His sister Amelia Hinds married Duncan McPherson, publisher of the local newspaper Santa Cruz Sentinel.

In 1875 Hind started to develop real estate in the city of Santa Cruz. He would buy up large tracts of land on the edges of town and subdivide and sell them. He was the secretary and trustee of the First Congregational Church since 1875 and one of the first trustees of the Santa Cruz Public Library. He was active in the California Republican Party and helped organize the Avalon Lodge number 89 of the Knights of Pythias. In 1888 he was appointed "Colonel" in the Knights, and he became known by that title. He was also active in other fraternal orders.

Alfred Hinds and his wife Sarah had four children who were all lost when a diphtheria epidemic swept Santa Cruz in 1876. They started a new family and at least three children survived. Sons included Leland Foye Hind, Wendell McPherson Hind, and Theron Winfred Hind.

Hinds died on October 8, 1921, at age 76, at his home in Santa Cruz.

== Construction of the Hinds House ==
Hinds hired Santa Cruz architect John H. Williams to design the house, which was constructed in 1888 and 1889. Williams designed over sixty local buildings between 1876 and 1892. Williams was known for his Stick-Eastlake style, a popular style of Victorian architecture. In the 1890s, one of the first electric lights in Santa Cruz was installed in the house. Electricity came from Fred Swanton's new power plant fifteen miles up the coast from Santa Cruz in Davenport, California. The fixture was put in at the base of the grand stairway, where it remains in use today.

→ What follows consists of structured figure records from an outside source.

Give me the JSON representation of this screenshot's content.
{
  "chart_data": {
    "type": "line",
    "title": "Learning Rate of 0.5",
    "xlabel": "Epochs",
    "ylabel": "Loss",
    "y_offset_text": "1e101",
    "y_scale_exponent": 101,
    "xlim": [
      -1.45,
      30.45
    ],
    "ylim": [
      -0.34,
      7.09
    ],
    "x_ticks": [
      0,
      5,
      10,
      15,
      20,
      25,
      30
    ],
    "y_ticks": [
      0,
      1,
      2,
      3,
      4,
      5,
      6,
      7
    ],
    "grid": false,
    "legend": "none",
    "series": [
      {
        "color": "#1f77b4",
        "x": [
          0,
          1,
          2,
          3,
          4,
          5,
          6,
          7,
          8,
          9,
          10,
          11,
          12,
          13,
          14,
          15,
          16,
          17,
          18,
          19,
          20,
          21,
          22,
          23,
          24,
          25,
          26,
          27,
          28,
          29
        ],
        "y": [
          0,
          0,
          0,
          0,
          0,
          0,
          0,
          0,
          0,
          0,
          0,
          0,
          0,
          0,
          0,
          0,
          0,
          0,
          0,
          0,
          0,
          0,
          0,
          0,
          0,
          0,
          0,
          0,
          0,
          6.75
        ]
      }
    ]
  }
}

== Hinds House, after the Hinds ==
After Alfred's death, his children and grandchildren eventually moved away and nobody lived in the home. In 1930 the house was bought by two female school teachers. They operated the house and rented out rooms to guests until 1960. Between 1960 and 1980 the house continued to function as an inn under the ownership of two more people. The interiors of the house were also fixed up in this time, including the renovation of the sitting room and parlor on the first floor as apartments. In 1981, Sandra and Stan Mock bought the house and restored it to its original Stick-Eastlake style, restored the original common rooms, making it an example of the Victorian influence in Santa Cruz. In 2004 Brion Sprinsock and Kristine Albrecht purchased the property and operate the Hinds Victorian Guest House offering weekly lodging in downtown Santa Cruz.

== Recognition ==
In 1982, the Santa Cruz Historical Society designated the Hinds House a historic landmark. On August 25, 1983, the house was put on the National Register of Historic Places listings in Santa Cruz County, California by the United States Department of the Interior.

==Today ==
The Hinds House has been a historic bed and breakfast inn since 1982 and today it is the best example of William's Stick-Eastlake style buildings in Santa Cruz County. The current innkeeper of the Hinds House is Brion Sprinsock, and the house has ten rooms for guests, including the attic. The ground floor has common rooms, including the dining room, the sitting room, and the parlor. The original woodwork throughout the house is intact and polished. Outside, to either side of the house, there is a large Norfolk pine and a 125 ft Coastal Redwood. Rooms are rented by the week. The largest percentages of guests (33%) are visiting the University of California, Santa Cruz. The Hinds House is near the center of downtown Santa Cruz at 529 Chestnut Street.